D’ores et déjà, nos principes sont clairs :
     La solidarité à travers une prise en charge qui doit être égal pour tous ;
     La qualité par une amélioration de la formation des personnels et une évaluation des structures publiques comme privées ;
     L’égalité dans l’accès aux soins sur le plan territorial comme sur le plan individuel ;
     La justice dans le financement : la CSG comme contribution des ménages et une cotisation sur l’ensemble de la richesse produite, c’est-à-dire aussi le capital, pour les entreprises.
Mais, nous serons également vigilants sur la manière avec laquelle vous comblerez le trou financier de 40 milliards d’euros que vous avez laissé creuser depuis deux ans. Ce ne peut être par une ponction sur les assurés sociaux qui déprimerait encore davantage la consommation.

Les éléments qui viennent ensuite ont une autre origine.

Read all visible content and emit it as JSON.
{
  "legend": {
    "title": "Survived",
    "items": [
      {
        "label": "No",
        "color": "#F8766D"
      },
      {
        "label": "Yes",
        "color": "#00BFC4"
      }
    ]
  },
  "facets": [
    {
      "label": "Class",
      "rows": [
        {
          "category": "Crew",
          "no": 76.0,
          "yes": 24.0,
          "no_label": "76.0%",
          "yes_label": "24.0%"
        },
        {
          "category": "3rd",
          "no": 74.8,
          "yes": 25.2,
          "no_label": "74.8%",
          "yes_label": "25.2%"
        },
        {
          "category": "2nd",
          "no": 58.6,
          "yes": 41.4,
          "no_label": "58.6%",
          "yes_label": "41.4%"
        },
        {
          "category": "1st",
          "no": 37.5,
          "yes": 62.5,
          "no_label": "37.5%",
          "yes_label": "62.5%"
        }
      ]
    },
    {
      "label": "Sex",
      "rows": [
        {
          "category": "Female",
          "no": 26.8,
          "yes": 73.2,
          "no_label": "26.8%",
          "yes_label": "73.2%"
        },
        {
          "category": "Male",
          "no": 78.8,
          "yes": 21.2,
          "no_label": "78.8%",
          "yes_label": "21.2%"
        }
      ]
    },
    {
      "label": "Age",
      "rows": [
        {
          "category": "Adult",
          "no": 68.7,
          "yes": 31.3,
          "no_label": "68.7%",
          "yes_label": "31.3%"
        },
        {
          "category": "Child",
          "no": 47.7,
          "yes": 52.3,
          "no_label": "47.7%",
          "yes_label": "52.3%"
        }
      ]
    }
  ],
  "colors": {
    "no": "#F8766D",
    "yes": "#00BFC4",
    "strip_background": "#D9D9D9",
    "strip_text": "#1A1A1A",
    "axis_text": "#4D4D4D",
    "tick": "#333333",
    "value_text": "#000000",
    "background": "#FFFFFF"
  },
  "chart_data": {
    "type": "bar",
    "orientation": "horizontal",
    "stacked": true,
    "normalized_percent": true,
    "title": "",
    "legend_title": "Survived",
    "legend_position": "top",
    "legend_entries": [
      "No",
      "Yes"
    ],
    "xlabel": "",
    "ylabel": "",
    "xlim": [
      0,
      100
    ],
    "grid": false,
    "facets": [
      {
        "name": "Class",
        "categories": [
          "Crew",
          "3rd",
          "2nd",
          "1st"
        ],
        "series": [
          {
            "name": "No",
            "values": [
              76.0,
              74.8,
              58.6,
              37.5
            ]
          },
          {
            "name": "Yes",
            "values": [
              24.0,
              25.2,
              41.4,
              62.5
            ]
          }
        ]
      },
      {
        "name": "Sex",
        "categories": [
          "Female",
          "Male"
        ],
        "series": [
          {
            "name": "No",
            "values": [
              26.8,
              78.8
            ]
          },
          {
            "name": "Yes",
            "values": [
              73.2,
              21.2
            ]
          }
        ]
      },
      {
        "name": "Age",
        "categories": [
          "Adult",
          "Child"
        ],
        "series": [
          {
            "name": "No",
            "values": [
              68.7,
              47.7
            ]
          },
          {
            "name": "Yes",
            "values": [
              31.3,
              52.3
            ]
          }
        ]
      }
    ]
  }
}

Enfin, la cohésion sociale - nous lui préférons d’ailleurs le terme d’égalité républicaine. D’abord dans l’école de la République qui doit se voir donner les moyens de relever ce défi, notamment pour accompagner les élèves les plus en difficulté du fait de leurs origines sociales ou géographiques.

Ensuite, dans la priorité accordée au logement : un plan massif de construction et de réhabilitation doit être engagé par une mobilisation de crédits budgétaires pour rendre effectif le droit opposable au logement qu’il faut introduire.

Enfin, la lutte contre les discriminations doit être accélérée. Elle complètera la loi sur la laïcité à l’école.

***

Nous avons tous à tirer les leçons du vote de nos concitoyens. La première et qu’il n’y a pas de confiance possible sans projet collectif. Celui que vous proposez avec Jacques Chirac est celui de « l’adaptation » à la mondialisation libérale. Mais, l’adaptation n’est pas une ambition. Les Français acceptent l’ouverture, mais ils veulent défendre un modèle social, culturel fondé sur des garanties collectives.

La seconde est qu’il n’y a pas de réforme sans justice. Réformer ce n’est pas défaire les acquis sociaux, c’est les préserver durablement. C’est la régression qui dévoie la notion même de réforme. Nous entendons la réhabiliter.

Enfin, il n’y a pas de changement durable sans démocratie participative. Les Français veulent être associés aux décisions qui les concernent ; les partenaires sociaux veulent un véritable dialogue; les Français demandent, lorsque c’est possible, à être consultés ; ils aspirent à voir leur Parlement jouer tout son rôle. L’opposition a été, malgré vos proclamations initiales, oubliée dans toutes vos initiatives. Vous avez eu tort. Les Français ont eu plus d’indulgence envers elle.

Cette confiance, vous n’avez pas su pendant deux ans la faire vivre. Vous l’avez d’abord laissé s’éroder pour ensuite s’écrouler. Vos orientations d’aujourd’hui ne peuvent la reconstruire. Alors, certes vous la trouvez ici auprès de votre majorité, mais elle sera arithmétique. Une chose est déjà sûre : vous n’avez plus celle des Français. Vous n’aurez donc pas la nôtre.